Bitcoin has “severe” limitations because of the way it keeps itself safe from attackers
Bitcoin has a fundamental problem that’s baked into how it keeps itself secure. A new working paper (PDF) from the Bank of International Settlements (BIS), the so-called central bank for central banks, concludes that Bitcoin is limited as a payment method because of the method, called proof of work, that it uses to secure its distributed ledger.
First, as we saw recently in an attack on Ethereum Classic, if someone is able to gain more than half the mining capacity of a proof-of-work system (many other cryptocurrencies rely on the method as well), they can use it to reverse transactions and effectively spend the same cryptocurrency twice. Called a double-spend attack, it happens when an attacker pays someone in cryptocurrency before creating an alternative version of the blockchain in which the payment never happens.
The deeper a transaction is in the blockchain, the more computing power is needed to create an alternative chain that doesn’t contain that transaction, and the lower the probability that a double-spend attack will occur. That’s why merchants who accept Bitcoin as payment can’t release the purchased goods until they wait for several additional sets of transactions, or blocks, to be added to the chain after the one containing the payment.
But a transaction isn’t truly final, argues Raphael Auer, a BIS economist, until it is so deep in the blockchain that it is in fact impossible for a double-spend attacker to profit. Achieving this, which he calls “economic payment finality,” is extremely expensive to the network.

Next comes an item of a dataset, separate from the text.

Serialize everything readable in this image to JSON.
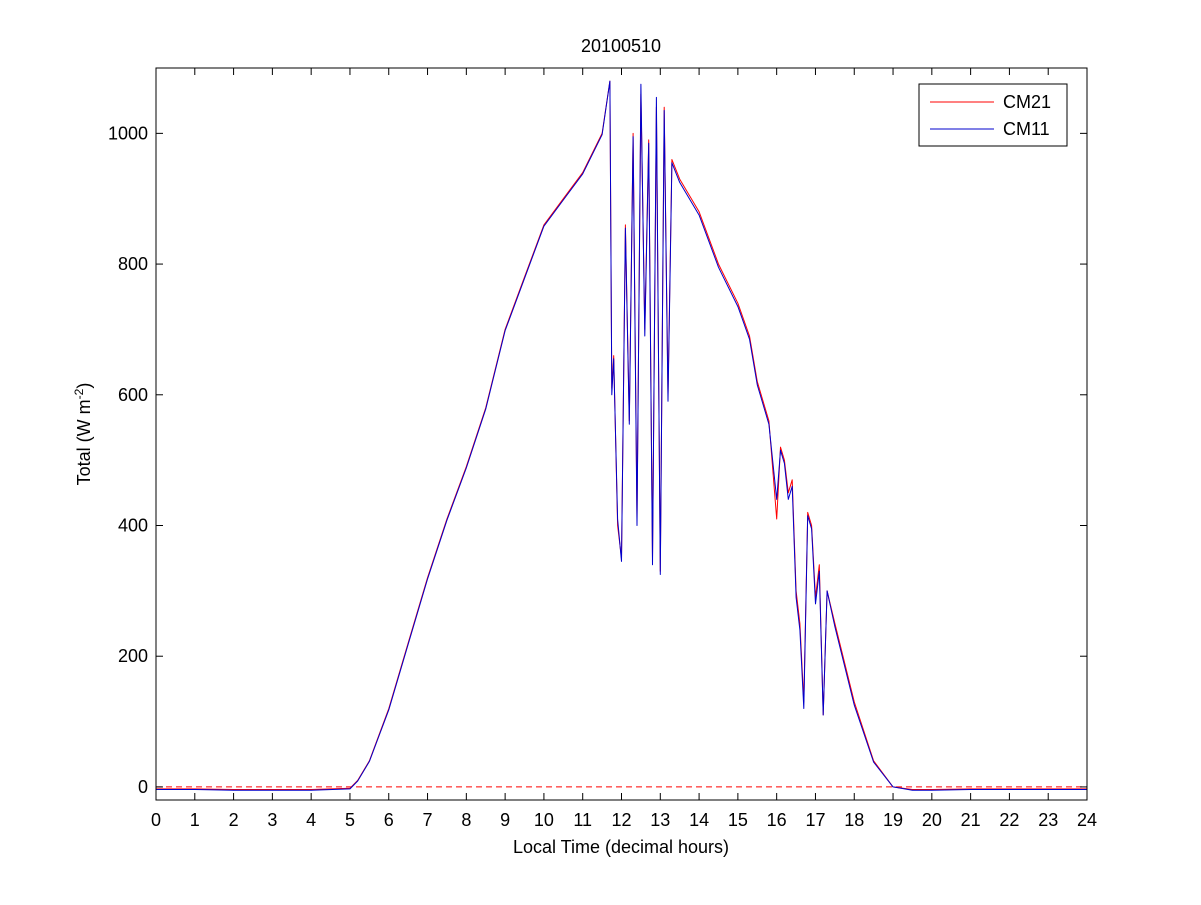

The second economic limitation pertains to the way the network pays miners to keep it secure. In Bitcoin, miners who add a new block to the chain earn a set number of bitcoins, called the “block reward.” They can also earn transaction fees, which individual Bitcoin users propose when they submit new transactions. This income is incentive for miners to act in the interest of the whole network instead of selfishly attempting double-spend attacks. In Bitcoin, however, this will shrink over time, because the system is designed to phase out the block reward.
Transaction fees alone won’t be enough to keep the security of the system from deteriorating once this happens, says Auer, meaning that achieving true payment finality will take longer and longer. When the reward reaches zero, it might even take months for a payment to become irreversible, he writes, concluding: “The only fundamental remedy would be to depart from proof-of-work.” (See also: “Bitcoin’s inherent economics could keep it from ever being very important.”)
Auer notes that making such a substantial change to a cryptocurrency network’s software “would probably require some form of social coordination or institutionalization.”
Bitcoin has historically struggled with infighting and gridlock over technical decisions, however. Meanwhile, Ethereum is trying to switch from proof of work to an alternative method called proof of stake, and its community is realizing how difficult this is from a social perspective.